Une autre piste d’explication est à chercher du côté des entreprises, et plus particulièrement des plus petites d’entre elles. Les chiffres de l’année 2023 tous secteurs confondus révèlent une grande disparité en matière de respect des obligations d’emploi des travailleurs handicapés selon la taille des entreprises concernées : alors que seulement 1% des grandes entreprises n’emploient aucun handicapés, c’est le cas de 41% des entreprises entre 20 et 49 salariés. Si certains y verront la preuve d’une mauvaise volonté, ces chiffres témoignent surtout du manque de moyens disponibles pour la mise en place de politiques d’accessibilité au sein des petites entreprises. Une problématique qui semble particulièrement s’appliquer au secteur numérique, composé d’une majorité de TPE/PME, et qui permet donc d’expliquer une partie de son retard par rapport à d’autres filières plus installées.

« Les chiffres de l’année 2023 tous secteurs confondus révèlent une grande disparité en matière de respect des obligations d’emploi des travailleurs handicapés selon la taille des entreprises concernées. »

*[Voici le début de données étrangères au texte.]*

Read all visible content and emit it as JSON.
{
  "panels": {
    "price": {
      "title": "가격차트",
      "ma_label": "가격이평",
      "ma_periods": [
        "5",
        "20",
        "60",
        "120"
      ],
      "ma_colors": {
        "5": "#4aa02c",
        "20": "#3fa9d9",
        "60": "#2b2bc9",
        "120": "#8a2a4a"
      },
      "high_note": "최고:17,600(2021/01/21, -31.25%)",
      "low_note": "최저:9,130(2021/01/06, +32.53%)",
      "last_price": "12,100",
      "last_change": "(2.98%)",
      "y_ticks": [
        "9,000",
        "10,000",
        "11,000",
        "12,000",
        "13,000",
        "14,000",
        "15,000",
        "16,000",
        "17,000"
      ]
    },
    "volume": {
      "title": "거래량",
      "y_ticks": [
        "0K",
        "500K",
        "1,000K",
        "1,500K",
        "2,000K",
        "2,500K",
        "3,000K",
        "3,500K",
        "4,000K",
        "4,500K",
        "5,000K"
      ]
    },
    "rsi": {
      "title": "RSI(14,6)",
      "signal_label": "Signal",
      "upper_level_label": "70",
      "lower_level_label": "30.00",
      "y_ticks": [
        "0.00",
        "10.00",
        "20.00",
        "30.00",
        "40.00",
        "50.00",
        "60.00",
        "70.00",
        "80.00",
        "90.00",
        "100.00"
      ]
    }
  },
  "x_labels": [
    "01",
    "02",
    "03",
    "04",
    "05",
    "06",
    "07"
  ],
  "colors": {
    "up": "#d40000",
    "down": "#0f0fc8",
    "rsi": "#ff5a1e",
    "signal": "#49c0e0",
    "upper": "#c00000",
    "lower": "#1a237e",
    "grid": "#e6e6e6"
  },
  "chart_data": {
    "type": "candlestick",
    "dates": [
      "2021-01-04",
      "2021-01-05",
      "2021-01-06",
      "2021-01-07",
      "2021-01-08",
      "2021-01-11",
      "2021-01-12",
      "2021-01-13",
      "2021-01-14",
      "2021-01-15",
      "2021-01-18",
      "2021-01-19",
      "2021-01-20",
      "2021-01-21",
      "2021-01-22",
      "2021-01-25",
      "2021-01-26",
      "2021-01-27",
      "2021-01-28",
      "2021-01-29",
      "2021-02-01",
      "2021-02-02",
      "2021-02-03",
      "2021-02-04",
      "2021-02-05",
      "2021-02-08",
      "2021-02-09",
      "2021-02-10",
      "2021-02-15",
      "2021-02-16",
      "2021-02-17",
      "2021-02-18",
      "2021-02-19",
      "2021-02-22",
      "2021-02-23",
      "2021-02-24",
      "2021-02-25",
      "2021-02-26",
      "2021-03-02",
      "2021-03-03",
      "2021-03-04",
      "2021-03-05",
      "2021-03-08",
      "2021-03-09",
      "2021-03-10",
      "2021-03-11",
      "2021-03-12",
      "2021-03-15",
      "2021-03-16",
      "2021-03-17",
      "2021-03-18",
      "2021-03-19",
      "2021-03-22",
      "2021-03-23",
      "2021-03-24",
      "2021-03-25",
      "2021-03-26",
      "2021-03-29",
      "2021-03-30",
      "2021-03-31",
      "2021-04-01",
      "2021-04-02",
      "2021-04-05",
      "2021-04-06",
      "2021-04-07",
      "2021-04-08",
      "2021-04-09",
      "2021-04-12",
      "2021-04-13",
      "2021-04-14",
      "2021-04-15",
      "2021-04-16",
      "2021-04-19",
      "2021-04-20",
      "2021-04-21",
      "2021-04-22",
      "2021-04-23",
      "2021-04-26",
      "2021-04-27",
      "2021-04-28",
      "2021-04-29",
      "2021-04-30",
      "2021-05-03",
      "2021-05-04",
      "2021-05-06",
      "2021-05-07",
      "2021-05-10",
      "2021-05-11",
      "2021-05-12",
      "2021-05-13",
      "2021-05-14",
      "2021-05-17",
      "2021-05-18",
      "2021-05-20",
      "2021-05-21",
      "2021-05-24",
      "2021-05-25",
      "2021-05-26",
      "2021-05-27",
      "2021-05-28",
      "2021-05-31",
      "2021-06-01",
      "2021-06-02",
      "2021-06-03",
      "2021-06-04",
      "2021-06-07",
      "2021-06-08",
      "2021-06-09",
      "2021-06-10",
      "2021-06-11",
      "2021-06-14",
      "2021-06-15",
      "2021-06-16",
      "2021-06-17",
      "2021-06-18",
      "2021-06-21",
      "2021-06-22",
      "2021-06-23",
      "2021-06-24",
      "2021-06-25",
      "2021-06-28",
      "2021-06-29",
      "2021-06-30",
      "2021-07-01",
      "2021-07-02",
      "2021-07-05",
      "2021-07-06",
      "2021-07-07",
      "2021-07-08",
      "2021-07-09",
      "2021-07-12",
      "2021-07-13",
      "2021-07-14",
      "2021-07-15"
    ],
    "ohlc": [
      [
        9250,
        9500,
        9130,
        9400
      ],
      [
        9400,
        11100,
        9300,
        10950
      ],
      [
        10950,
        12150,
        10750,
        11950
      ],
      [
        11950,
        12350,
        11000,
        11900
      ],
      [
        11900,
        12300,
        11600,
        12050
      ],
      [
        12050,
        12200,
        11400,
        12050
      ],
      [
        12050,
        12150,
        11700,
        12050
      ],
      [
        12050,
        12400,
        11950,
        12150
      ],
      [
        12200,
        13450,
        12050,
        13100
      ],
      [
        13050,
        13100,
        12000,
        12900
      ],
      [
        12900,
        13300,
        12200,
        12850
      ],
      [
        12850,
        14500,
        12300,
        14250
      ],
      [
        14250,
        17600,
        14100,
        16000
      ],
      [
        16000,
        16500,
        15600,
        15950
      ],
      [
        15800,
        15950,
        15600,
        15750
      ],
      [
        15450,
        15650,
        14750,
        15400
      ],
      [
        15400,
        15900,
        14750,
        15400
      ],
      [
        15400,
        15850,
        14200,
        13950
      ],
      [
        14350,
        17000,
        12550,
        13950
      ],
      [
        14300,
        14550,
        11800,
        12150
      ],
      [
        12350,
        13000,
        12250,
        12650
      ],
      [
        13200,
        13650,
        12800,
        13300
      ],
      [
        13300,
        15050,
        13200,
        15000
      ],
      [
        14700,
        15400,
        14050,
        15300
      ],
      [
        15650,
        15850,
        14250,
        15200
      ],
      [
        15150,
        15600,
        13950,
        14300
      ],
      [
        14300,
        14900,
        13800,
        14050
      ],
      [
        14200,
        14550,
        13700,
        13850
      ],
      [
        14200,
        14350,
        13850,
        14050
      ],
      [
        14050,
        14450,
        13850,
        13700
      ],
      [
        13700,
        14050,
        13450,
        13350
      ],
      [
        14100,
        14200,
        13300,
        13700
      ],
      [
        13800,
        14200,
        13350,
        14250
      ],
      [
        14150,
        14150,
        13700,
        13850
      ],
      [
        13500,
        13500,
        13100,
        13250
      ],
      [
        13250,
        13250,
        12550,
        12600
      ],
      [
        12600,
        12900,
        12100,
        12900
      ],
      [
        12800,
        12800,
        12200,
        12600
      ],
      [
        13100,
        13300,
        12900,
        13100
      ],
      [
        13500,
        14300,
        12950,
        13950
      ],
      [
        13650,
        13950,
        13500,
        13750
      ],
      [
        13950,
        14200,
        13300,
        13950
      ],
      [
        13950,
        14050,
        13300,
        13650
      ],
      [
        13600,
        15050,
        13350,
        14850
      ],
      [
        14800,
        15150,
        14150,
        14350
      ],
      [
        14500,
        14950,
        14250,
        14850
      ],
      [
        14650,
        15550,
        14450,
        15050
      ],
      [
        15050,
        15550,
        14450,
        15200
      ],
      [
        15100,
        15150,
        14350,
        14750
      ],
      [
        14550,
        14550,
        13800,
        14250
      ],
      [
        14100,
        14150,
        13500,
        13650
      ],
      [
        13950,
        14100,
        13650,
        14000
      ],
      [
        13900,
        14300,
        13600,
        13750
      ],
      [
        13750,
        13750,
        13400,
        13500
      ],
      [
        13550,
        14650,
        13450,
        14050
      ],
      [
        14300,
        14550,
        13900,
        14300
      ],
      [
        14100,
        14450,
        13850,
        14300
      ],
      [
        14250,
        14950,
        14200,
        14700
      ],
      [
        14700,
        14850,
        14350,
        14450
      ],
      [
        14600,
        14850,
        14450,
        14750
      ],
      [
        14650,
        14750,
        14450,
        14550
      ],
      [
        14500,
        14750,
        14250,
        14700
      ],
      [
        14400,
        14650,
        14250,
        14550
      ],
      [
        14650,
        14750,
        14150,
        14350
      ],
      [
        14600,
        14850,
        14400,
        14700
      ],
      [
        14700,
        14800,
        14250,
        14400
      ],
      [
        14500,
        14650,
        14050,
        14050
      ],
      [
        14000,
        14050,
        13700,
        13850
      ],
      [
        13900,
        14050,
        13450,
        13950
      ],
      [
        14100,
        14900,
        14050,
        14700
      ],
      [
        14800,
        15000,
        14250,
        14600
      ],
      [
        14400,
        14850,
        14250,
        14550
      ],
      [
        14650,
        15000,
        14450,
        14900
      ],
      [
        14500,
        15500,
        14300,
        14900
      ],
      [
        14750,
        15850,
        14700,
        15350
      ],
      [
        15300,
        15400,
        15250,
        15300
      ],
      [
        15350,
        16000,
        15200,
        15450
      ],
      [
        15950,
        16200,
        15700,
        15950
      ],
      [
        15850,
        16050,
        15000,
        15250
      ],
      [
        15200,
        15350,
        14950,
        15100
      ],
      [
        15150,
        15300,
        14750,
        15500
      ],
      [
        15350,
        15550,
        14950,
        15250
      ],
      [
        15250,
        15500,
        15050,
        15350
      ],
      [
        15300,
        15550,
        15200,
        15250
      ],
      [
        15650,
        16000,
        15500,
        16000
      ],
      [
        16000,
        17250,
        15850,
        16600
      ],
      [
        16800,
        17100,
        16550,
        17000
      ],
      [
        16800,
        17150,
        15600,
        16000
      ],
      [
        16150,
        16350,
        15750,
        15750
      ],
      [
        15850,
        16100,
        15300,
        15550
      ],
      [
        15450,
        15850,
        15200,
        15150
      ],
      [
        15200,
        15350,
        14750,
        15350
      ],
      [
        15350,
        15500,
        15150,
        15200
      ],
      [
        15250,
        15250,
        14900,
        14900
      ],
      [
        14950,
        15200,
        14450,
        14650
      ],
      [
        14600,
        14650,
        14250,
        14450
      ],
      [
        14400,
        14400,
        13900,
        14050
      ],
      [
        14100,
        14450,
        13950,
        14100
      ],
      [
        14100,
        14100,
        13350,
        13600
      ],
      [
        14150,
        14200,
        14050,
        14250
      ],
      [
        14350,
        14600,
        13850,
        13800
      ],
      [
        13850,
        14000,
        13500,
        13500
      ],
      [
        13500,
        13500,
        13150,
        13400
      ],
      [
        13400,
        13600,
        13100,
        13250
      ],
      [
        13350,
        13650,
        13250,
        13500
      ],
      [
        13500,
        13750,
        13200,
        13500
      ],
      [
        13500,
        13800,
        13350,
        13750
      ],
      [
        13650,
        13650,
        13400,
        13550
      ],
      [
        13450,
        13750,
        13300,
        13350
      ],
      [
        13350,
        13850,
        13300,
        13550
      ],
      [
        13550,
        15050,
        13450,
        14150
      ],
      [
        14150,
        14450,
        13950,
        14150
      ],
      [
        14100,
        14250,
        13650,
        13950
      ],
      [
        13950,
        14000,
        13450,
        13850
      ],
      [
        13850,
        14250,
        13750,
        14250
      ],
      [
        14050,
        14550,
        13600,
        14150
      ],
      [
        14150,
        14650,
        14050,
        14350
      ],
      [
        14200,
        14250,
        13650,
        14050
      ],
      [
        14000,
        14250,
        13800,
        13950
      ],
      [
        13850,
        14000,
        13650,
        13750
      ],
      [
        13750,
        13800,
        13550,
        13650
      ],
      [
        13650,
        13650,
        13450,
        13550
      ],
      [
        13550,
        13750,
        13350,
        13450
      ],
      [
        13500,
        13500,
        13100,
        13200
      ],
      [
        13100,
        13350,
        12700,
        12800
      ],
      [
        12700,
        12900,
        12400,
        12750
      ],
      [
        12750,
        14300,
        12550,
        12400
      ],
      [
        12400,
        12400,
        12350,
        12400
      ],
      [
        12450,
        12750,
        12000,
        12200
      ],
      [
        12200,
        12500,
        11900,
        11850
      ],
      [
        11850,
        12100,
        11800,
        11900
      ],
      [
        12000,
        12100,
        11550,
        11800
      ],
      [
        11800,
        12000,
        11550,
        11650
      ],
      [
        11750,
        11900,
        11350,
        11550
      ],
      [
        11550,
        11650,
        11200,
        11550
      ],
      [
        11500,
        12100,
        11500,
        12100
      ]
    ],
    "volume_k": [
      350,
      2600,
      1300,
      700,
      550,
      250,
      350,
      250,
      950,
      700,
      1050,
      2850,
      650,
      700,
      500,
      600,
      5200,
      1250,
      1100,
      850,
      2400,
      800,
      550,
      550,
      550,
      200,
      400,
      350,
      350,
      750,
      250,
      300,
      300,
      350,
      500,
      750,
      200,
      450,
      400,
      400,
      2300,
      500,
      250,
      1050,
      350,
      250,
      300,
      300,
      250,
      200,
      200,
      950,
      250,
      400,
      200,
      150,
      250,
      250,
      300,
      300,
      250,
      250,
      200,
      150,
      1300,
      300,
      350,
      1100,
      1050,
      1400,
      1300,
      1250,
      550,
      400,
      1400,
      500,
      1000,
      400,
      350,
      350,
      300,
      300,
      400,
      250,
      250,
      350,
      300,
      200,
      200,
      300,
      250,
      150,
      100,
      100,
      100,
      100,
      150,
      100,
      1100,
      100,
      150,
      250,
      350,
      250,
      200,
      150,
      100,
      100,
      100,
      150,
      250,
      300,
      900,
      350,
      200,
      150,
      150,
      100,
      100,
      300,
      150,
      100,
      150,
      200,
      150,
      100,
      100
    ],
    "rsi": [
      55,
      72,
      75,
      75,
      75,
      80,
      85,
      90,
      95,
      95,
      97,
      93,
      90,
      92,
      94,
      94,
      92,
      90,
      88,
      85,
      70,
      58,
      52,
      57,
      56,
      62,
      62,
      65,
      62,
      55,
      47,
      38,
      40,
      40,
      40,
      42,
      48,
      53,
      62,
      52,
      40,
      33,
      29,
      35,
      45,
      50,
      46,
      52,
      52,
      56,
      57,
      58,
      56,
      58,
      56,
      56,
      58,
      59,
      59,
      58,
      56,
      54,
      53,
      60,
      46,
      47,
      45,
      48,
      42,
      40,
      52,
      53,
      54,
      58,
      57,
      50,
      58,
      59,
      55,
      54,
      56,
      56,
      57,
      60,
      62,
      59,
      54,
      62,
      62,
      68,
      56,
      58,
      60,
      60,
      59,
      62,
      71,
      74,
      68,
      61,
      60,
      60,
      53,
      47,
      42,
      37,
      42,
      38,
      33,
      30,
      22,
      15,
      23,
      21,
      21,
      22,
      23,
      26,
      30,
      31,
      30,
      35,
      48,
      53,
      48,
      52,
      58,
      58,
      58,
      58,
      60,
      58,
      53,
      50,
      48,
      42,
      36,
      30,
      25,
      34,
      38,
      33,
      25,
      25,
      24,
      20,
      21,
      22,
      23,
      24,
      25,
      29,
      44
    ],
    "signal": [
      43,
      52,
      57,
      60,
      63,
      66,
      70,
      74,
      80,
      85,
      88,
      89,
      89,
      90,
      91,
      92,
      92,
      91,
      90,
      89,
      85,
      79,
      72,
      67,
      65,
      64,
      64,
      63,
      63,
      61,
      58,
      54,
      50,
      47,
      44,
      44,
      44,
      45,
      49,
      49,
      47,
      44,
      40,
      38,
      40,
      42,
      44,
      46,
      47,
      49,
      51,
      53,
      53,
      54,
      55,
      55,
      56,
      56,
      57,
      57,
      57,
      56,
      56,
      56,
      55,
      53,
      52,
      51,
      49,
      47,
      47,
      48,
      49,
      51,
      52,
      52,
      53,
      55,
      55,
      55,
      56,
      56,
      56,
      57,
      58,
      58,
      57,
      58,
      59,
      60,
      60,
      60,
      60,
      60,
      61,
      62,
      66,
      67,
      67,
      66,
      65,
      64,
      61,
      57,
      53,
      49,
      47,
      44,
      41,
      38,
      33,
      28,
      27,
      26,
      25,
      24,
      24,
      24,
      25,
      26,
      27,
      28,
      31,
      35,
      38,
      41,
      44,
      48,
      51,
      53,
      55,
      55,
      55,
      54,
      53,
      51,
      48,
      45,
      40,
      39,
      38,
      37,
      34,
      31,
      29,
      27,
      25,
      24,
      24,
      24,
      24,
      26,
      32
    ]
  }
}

Encore loin de constituer un eldorado, l’insertion dans et par le numérique nécessite la mise en place de politiques ambitieuses d’accompagnement à toutes les échelles. Il s’agit non seulement d’orienter les demandeurs d’emplois handicapés vers les métiers d’avenir en fonction de leurs envies et de leurs compétences, mais aussi d’engager un réel effort de formation, adapté aux réalités de ces travailleurs. En parallèle, il est indispensable de préparer le terrain à leur insertion en soutenant efficacement les entreprises du numérique dans leur politique d’ouverture et d’accessibilité pour tous les travailleurs.